In diesem Jahr beginnt der Bau der sechsspurigen A 44n mit dem neuen Autobahnkreuz Jackerath. Auch die A 61 muss den Schaufelradbaggern weichen. "Bis 2017 soll das gesamte Projekt abgeschlossen sein", sagt Karsten Waschke, Leiter der Abteilung Verkehrsbau bei RWE Power. Weiterhin wird in fünf Jahren zwischen dem Autobahnkreuz Holz und Wanlo die A 46 ausgebaut werden: Sie wird ebenfalls auf sechs Fahrbahnen erweitert.

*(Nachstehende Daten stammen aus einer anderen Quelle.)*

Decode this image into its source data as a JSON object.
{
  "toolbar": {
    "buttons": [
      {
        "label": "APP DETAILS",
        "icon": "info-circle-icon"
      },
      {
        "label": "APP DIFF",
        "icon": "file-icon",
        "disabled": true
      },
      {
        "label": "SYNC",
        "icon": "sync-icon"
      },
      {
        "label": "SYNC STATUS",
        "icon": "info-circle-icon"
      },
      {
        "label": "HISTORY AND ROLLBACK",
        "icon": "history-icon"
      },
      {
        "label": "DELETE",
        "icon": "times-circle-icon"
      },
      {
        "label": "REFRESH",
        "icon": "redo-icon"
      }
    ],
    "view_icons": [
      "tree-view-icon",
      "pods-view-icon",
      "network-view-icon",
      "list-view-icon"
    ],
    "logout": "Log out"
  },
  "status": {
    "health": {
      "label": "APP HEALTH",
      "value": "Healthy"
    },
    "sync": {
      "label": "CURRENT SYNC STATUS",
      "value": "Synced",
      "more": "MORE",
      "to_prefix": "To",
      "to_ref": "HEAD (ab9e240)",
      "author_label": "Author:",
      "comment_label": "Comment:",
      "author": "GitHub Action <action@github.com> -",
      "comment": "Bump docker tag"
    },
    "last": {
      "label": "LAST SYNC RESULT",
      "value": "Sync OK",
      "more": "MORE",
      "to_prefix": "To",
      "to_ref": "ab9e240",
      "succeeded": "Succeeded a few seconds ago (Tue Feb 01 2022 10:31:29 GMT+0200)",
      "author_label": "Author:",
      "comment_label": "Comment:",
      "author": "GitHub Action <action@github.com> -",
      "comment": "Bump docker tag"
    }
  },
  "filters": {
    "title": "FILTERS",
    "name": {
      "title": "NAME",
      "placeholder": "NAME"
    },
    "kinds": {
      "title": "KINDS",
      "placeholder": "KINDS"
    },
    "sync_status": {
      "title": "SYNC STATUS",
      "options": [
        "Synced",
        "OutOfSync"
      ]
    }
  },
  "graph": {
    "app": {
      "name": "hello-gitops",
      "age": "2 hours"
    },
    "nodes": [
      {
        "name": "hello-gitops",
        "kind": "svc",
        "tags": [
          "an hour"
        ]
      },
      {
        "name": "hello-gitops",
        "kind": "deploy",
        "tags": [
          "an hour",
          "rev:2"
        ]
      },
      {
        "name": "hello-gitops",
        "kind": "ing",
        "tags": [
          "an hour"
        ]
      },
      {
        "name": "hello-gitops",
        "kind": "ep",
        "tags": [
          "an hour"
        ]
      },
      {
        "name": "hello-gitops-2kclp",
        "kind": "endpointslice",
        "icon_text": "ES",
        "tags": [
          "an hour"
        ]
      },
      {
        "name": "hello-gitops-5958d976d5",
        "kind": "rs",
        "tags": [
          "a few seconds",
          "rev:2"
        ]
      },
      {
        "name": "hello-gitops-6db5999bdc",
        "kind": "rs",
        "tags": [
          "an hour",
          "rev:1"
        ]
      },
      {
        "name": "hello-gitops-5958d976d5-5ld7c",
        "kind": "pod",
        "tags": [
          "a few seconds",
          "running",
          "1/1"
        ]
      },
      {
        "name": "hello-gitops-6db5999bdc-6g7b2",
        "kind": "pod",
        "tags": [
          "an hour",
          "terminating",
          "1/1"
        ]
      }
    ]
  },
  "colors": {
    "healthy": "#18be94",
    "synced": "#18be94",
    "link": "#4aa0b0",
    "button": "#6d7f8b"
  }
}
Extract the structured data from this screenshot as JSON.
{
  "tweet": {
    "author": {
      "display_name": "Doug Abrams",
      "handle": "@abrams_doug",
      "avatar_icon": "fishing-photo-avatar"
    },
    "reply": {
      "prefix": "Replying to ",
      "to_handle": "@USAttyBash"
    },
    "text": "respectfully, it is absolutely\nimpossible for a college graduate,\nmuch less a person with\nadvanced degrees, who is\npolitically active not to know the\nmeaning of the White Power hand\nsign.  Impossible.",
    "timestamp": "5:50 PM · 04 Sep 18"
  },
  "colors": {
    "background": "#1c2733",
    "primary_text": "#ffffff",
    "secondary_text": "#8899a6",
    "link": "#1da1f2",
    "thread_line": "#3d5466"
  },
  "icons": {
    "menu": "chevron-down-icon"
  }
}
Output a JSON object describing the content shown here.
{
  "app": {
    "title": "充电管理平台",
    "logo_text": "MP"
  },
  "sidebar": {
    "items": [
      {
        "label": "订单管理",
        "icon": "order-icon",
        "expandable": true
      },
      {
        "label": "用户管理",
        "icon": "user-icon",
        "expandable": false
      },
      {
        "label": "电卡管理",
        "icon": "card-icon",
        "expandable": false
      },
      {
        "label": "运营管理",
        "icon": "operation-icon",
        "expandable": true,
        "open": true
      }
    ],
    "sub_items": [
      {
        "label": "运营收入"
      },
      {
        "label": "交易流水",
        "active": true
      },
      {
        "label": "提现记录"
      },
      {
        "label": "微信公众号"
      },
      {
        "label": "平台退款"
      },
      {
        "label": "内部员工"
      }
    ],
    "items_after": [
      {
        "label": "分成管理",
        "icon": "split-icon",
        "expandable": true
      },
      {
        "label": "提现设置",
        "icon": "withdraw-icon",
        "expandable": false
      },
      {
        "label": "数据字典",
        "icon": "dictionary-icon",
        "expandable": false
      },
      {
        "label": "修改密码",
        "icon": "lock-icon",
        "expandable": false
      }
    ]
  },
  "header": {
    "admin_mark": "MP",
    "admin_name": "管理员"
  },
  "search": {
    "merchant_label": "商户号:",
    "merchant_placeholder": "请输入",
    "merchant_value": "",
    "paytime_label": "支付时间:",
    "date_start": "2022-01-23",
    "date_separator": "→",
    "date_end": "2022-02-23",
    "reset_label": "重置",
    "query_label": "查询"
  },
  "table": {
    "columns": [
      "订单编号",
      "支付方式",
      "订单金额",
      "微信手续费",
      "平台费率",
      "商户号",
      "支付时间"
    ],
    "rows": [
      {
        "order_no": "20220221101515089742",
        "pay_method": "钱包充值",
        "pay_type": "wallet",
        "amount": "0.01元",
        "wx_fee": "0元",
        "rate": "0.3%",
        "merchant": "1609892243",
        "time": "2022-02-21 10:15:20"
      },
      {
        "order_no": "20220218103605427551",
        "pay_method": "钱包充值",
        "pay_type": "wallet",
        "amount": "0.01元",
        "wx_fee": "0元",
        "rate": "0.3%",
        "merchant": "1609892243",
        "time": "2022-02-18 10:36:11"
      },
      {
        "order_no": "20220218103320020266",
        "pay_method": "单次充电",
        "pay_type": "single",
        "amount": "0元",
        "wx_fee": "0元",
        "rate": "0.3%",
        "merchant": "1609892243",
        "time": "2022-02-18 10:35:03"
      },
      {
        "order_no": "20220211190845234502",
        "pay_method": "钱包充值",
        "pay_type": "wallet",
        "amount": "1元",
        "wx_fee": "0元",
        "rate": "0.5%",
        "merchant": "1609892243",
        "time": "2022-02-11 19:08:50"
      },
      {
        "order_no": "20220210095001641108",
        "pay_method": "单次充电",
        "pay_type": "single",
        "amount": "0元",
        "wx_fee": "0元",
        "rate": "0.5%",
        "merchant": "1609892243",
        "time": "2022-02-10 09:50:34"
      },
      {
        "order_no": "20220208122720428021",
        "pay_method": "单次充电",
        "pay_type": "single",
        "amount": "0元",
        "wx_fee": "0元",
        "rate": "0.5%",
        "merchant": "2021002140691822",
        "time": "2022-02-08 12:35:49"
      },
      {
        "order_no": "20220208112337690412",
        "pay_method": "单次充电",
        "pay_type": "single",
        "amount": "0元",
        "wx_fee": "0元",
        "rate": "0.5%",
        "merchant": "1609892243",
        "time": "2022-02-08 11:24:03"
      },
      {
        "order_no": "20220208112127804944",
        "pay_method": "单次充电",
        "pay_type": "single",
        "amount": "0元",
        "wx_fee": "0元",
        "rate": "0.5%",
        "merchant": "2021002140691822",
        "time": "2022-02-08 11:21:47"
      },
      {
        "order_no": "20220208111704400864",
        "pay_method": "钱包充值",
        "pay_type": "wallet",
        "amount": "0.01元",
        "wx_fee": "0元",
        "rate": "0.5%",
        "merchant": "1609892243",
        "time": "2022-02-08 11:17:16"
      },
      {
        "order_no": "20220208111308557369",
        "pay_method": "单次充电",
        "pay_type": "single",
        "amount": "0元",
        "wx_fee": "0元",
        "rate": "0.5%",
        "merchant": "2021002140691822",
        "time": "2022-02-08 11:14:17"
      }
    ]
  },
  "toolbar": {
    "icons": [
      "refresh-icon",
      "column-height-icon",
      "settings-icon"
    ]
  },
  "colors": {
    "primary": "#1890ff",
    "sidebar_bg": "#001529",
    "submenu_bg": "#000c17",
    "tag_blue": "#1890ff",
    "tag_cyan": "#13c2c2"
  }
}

"Alte" Autobahn 44 Der Tagebau Garzweiler war bis Januar 2006 so weit vorangeschritten, dass er die Autobahn 44 erreichte. Der gesamte Abschnitt zwischen den beiden Autobahnkreuzen Holz und Jackerath wurde abgerissen. Seitdem läuft der Verkehr über die A 61.

Autobahn 61 Der Tagebau Garzweiler wandert zurzeit weiter Richtung Westen — und erreicht dann die Autobahn 61. Ein rund sechs Kilometer langer Abschnitt muss für den Braunkohle-Abbau in Garzweiler weichen. Als Ersatz ist die Autobahn 44n vorgesehen; sie soll bis 2017 fertig gestellt werden. Aber auch die A 61 soll nach dem Braunkohlenplan ab 2035 mit vier Spuren errichtet werden.

Autobahn 44n Die neue Autobahn soll ab 2017 nicht nur die abgerissene A 44 ersetzen, sondern auch den Verkehr der A 61 aufnehmen. In großen Teilen verläuft sie durch rekultivierte Flächen im Tagebau Garzweiler. "Mit ihren sechs Spuren kann sie den Verkehr der A 61 problemlos aufnehmen und sorgt somit für einen störungsfreien Verkehrsfluss", so Waschke.

Der erste Schritt des großen Autobahn-Umbaus für die A 44n ist bereits im Tagebau Garzweiler zu erkennen: Dort wird Erde für die neue Trasse verkippt. "Bis zu 200 Menschen werden in Spitzenzeiten an der neuen Autobahn bauen", sagt Karsten Warschke.

Gearbeitet werde an der künftigen Großbaustelle bereits jetzt, allerdings von anderen Experten: "Zurzeit sind außerhalb des Abbaufeldes im Rahmen der bauvorbereitenden Maßnahmen noch der Kampfmittelräumdienst und Archäologen im Einsatz", sagt Karsten Waschke.